Unfortunately, the documentation does not make it clear if ‘success in the Kent Test’ includes success in Headteacher Assessment which account for 6% and Appeals which add a further 4% to the 21% of the state school population found selective school through the automatic test process. Whatever, these two processes play an important part, making up around a third of the total grammar school population and I suspect both mitigate against FSM children who sometimes lack the support or high quality class work to succeed against different criteria. I hope the Committee is able to look at the effect of these important aspects of selection.   

Historically, the assumption was made that reasoning tests were the best predictors of academic success, and there was evidence to support this. However, the evidence preceded the current explosion in coaching for the test and I believe is no longer valid.

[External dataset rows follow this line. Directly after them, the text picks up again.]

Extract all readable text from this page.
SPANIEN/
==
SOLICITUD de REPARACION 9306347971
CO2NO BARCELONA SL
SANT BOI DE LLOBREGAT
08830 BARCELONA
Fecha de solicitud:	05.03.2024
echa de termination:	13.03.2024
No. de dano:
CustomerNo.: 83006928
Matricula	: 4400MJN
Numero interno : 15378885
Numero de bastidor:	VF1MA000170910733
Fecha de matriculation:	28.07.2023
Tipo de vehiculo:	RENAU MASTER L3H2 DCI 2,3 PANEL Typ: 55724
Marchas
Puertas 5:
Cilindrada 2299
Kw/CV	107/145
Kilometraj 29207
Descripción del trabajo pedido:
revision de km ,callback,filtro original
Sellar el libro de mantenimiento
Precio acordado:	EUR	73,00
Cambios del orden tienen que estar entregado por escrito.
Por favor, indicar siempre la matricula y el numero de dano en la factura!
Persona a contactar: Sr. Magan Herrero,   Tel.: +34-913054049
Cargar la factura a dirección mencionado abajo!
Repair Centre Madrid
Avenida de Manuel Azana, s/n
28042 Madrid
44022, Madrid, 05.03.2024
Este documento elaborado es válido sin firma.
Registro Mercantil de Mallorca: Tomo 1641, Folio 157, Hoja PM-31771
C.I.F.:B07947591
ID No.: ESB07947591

I have published evidence to show that even under the new Kent test which reduces the reasoning proportion of marks by half, to third of the total, it is still the most susceptible of the three test elements to coaching. You will find an extensive analysis of the outcomes of the 2015 Kent Test here.

Since September 2010, when there were 4475 grammar school places available in Kent, through to allocation for 2015 admission when there were 4930, there has been an increase of 455 places, before many grammar schools expanded further through appeals with an increase of 200 successful appeals over the period to 652.

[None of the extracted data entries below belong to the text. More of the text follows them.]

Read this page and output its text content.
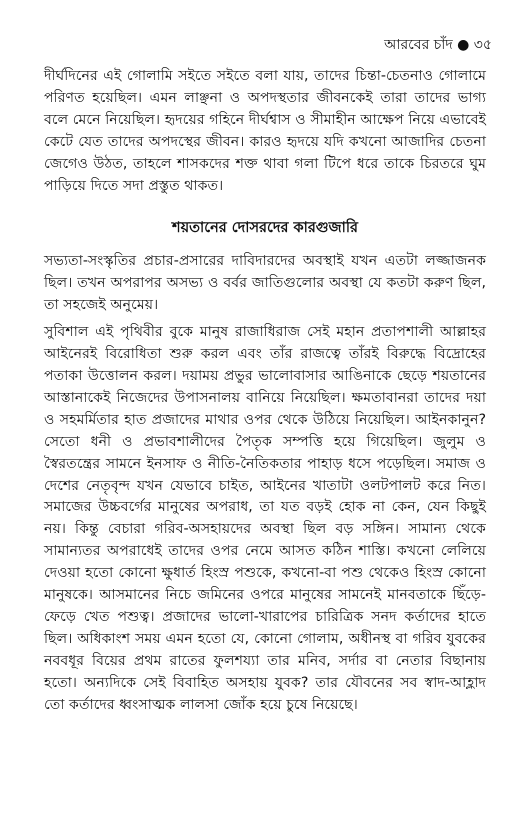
আরবের চাঁদ ● ৩৫

দীর্ঘদিনের এই গোলামি সইতে সইতে বলা যায়, তাদের চিন্তা-চেতনাও গোলামে পরিণত হয়েছিল। এমন লাঞ্ছনা ও অপদস্থতার জীবনকেই তারা তাদের ভাগ্য বলে মেনে নিয়েছিল। হৃদয়ের গহিনে দীর্ঘশ্বাস ও সীমাহীন আক্ষেপ নিয়ে এভাবেই কেটে যেত তাদের অপদস্থের জীবন। কারও হৃদয়ে যদি কখনো আজাদির চেতনা জেগেও উঠত, তাহলে শাসকদের শক্ত থাবা গলা টিপে ধরে তাকে চিরতরে ঘুম পাড়িয়ে দিতে সদা প্রস্তুত থাকত।

শয়তানের দোসরদের কারগুজারি

সভ্যতা-সংস্কৃতির প্রচার-প্রসারের দাবিদারদের অবস্থাই যখন এতটা লজ্জাজনক ছিল। তখন অপরাপর অসভ্য ও বর্বর জাতিগুলোর অবস্থা যে কতটা করুণ ছিল, তা সহজেই অনুমেয়।

সুবিশাল এই পৃথিবীর বুকে মানুষ রাজাধিরাজ সেই মহান প্রতাপশালী আল্লাহর আইনেরই বিরোধিতা শুরু করল এবং তাঁর রাজত্বে তাঁরই বিরুদ্ধে বিদ্রোহের পতাকা উত্তোলন করল। দয়াময় প্রভুর ভালোবাসার আঙিনাকে ছেড়ে শয়তানের আস্তানাকেই নিজেদের উপাসনালয় বানিয়ে নিয়েছিল। ক্ষমতাবানরা তাদের দয়া ও সহমর্মিতার হাত প্রজাদের মাথার ওপর থেকে উঠিয়ে নিয়েছিল। আইনকানুন? সেতো ধনী ও প্রভাবশালীদের পৈতৃক সম্পত্তি হয়ে গিয়েছিল। জুলুম ও স্বৈরতন্ত্রের সামনে ইনসাফ ও নীতি-নৈতিকতার পাহাড় ধসে পড়েছিল। সমাজ ও দেশের নেতৃবৃন্দ যখন যেভাবে চাইত, আইনের খাতাটা ওলটপালট করে নিত। সমাজের উচ্চবর্গের মানুষের অপরাধ, তা যত বড়ই হোক না কেন, যেন কিছুই নয়। কিন্তু বেচারা গরিব-অসহায়দের অবস্থা ছিল বড় সঙ্গিন। সামান্য থেকে সামান্যতর অপরাধেই তাদের ওপর নেমে আসত কঠিন শাস্তি। কখনো লেলিয়ে দেওয়া হতো কোনো ক্ষুধার্ত হিংস্র পশুকে, কখনো-বা পশু থেকেও হিংস্র কোনো মানুষকে। আসমানের নিচে জমিনের ওপরে মানুষের সামনেই মানবতাকে ছিঁড়ে-ফেড়ে খেত পশুত্ব। প্রজাদের ভালো-খারাপের চারিত্রিক সনদ কর্তাদের হাতে ছিল। অধিকাংশ সময় এমন হতো যে, কোনো গোলাম, অধীনস্থ বা গরিব যুবকের নববধূর বিয়ের প্রথম রাতের ফুলশয্যা তার মনিব, সর্দার বা নেতার বিছানায় হতো। অন্যদিকে সেই বিবাহিত অসহায় যুবক? তার যৌবনের সব স্বাদ-আহ্লাদ তো কর্তাদের ধ্বংসাত্মক লালসা জোঁক হয়ে চুষে নিয়েছে।
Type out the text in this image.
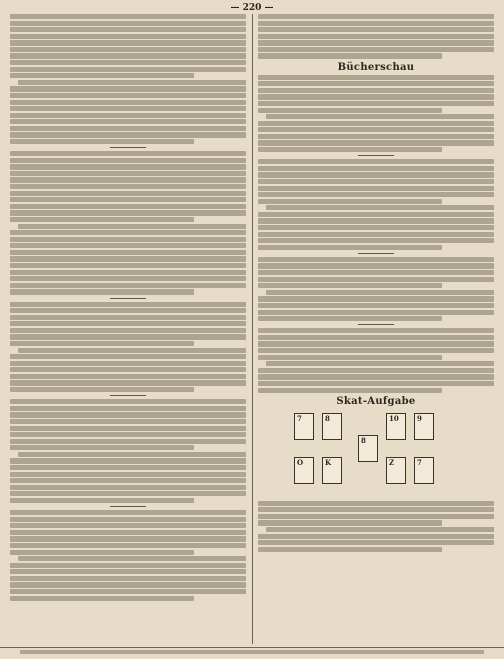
— 220 —
Bücherschau
Skat-Aufgabe
7	8	10	9
O	K	Z	7
8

Amongst the many challenges and questions the Committee will have to face are:

  1. Sophisticated presentations and other actions by grammar schools to prospective parents, that inhibit FSM applicants, not necessarily deliberately.
  2. The thorny issues of reducing the effect of coaching, or else neutralising it by supporting disadvantaged pupils in preparation for the Kent Test.
  3. What changes can or should be made to the Kent grammar school assessment process to minimise the acknowledged disadvantage to FSM children?
  4. The current ban on schools preparing children for the Kent Test which disadvantages those whose families do not have the resources, or understanding to engage in coaching.
  5. Tackling primary schools that have an anti-grammar school ethos, although this is the part of the system of secondary education through the county.
  6. Ensure there is a good understanding in relevant primary schools of the reality that grammar schools are not just for the middle classes.
  7. Establishing why children who ought to be in grammar school by virtue of their ability but are not, have missed the opportunity to be appropriately placed
  8. With some 700 additional grammar school places added since 2011, has there been a proportionate increase in FSM children, and if not, what can be done further.

I am in no doubt that the work of this Committee will be criticised by many from two groups: those who are opposed to Kent’s Selective system, and those who rightly fear that increasing opportunities for FSM children will decrease their own.

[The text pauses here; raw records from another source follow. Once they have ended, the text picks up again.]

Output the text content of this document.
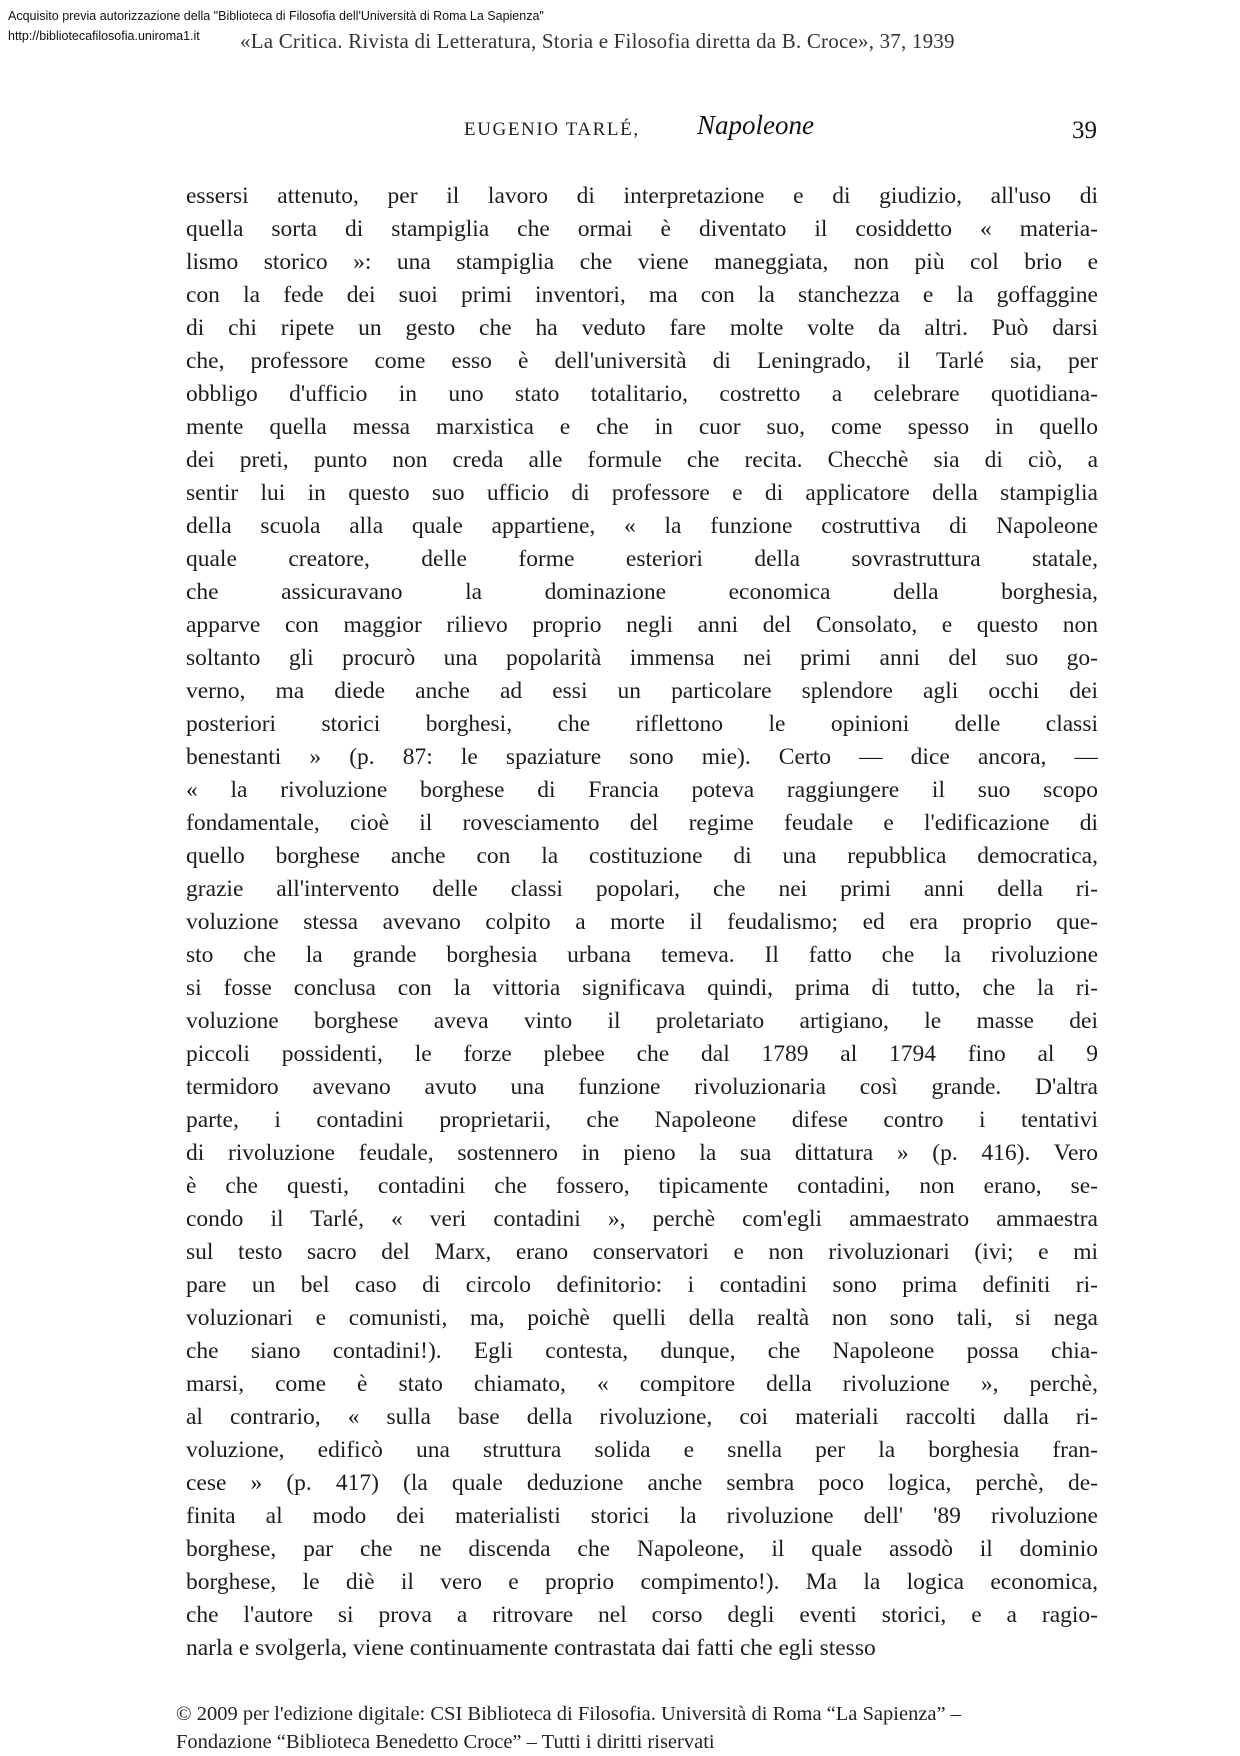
Acquisito previa autorizzazione della "Biblioteca di Filosofia dell'Università di Roma La Sapienza"
http://bibliotecafilosofia.uniroma1.it	«La Critica. Rivista di Letteratura, Storia e Filosofia diretta da B. Croce», 37, 1939
EUGENIO TARLÉ, Napoleone	39
essersi attenuto, per il lavoro di interpretazione e di giudizio, all'uso di
quella sorta di stampiglia che ormai è diventato il cosiddetto « materia-
lismo storico »: una stampiglia che viene maneggiata, non più col brio e
con la fede dei suoi primi inventori, ma con la stanchezza e la goffaggine
di chi ripete un gesto che ha veduto fare molte volte da altri. Può darsi
che, professore come esso è dell'università di Leningrado, il Tarlé sia, per
obbligo d'ufficio in uno stato totalitario, costretto a celebrare quotidiana-
mente quella messa marxistica e che in cuor suo, come spesso in quello
dei preti, punto non creda alle formule che recita. Checchè sia di ciò, a
sentir lui in questo suo ufficio di professore e di applicatore della stampiglia
della scuola alla quale appartiene, « la funzione costruttiva di Napoleone
quale creatore, delle forme esteriori della sovrastruttura statale,
che assicuravano la dominazione economica della borghesia,
apparve con maggior rilievo proprio negli anni del Consolato, e questo non
soltanto gli procurò una popolarità immensa nei primi anni del suo go-
verno, ma diede anche ad essi un particolare splendore agli occhi dei
posteriori storici borghesi, che riflettono le opinioni delle classi
benestanti » (p. 87: le spaziature sono mie). Certo — dice ancora, —
« la rivoluzione borghese di Francia poteva raggiungere il suo scopo
fondamentale, cioè il rovesciamento del regime feudale e l'edificazione di
quello borghese anche con la costituzione di una repubblica democratica,
grazie all'intervento delle classi popolari, che nei primi anni della ri-
voluzione stessa avevano colpito a morte il feudalismo; ed era proprio que-
sto che la grande borghesia urbana temeva. Il fatto che la rivoluzione
si fosse conclusa con la vittoria significava quindi, prima di tutto, che la ri-
voluzione borghese aveva vinto il proletariato artigiano, le masse dei
piccoli possidenti, le forze plebee che dal 1789 al 1794 fino al 9
termidoro avevano avuto una funzione rivoluzionaria così grande. D'altra
parte, i contadini proprietarii, che Napoleone difese contro i tentativi
di rivoluzione feudale, sostennero in pieno la sua dittatura » (p. 416). Vero
è che questi, contadini che fossero, tipicamente contadini, non erano, se-
condo il Tarlé, « veri contadini », perchè com'egli ammaestrato ammaestra
sul testo sacro del Marx, erano conservatori e non rivoluzionari (ivi; e mi
pare un bel caso di circolo definitorio: i contadini sono prima definiti ri-
voluzionari e comunisti, ma, poichè quelli della realtà non sono tali, si nega
che siano contadini!). Egli contesta, dunque, che Napoleone possa chia-
marsi, come è stato chiamato, « compitore della rivoluzione », perchè,
al contrario, « sulla base della rivoluzione, coi materiali raccolti dalla ri-
voluzione, edificò una struttura solida e snella per la borghesia fran-
cese » (p. 417) (la quale deduzione anche sembra poco logica, perchè, de-
finita al modo dei materialisti storici la rivoluzione dell' '89 rivoluzione
borghese, par che ne discenda che Napoleone, il quale assodò il dominio
borghese, le diè il vero e proprio compimento!). Ma la logica economica,
che l'autore si prova a ritrovare nel corso degli eventi storici, e a ragio-
narla e svolgerla, viene continuamente contrastata dai fatti che egli stesso
© 2009 per l'edizione digitale: CSI Biblioteca di Filosofia. Università di Roma “La Sapienza” –
Fondazione “Biblioteca Benedetto Croce” – Tutti i diritti riservati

With regard to the first group, it is a given that Kent will retain its selective system for better or worse, and the aim of this committee is surely to reduce inequality within that framework, not further increase the proportion of grammar school places across the county.   

With regard to the second, no child has a right to a grammar school place by virtue of parental circumstances, a not uncommon assumption.  

None of the above is an endorsement or criticism of the Kent selective system, although it is certainly creaking as the tutoring culture becomes more pervasive and more grammar schools place their own interpretation through admission rules, own tests and application of the appeals system. 

Last modified on Sunday, 21 February 2016 19:30

1 comment

  • Comment Link Friday, 11 March 2016 07:52 posted by Dr. Muhammad Ali

    I am all for neutralising the effect of coaching by supporting disadvantaged pupils in preparation for the Kent Test. I spent several hours pro-bono last year helping many such underprivileged children pass the 11+.

    Tutoring is here to stay whether one likes it or not. Making Tests 'Tutor-proof' will by extension make it 'teacher' and 'parent' proof so who wins in the end?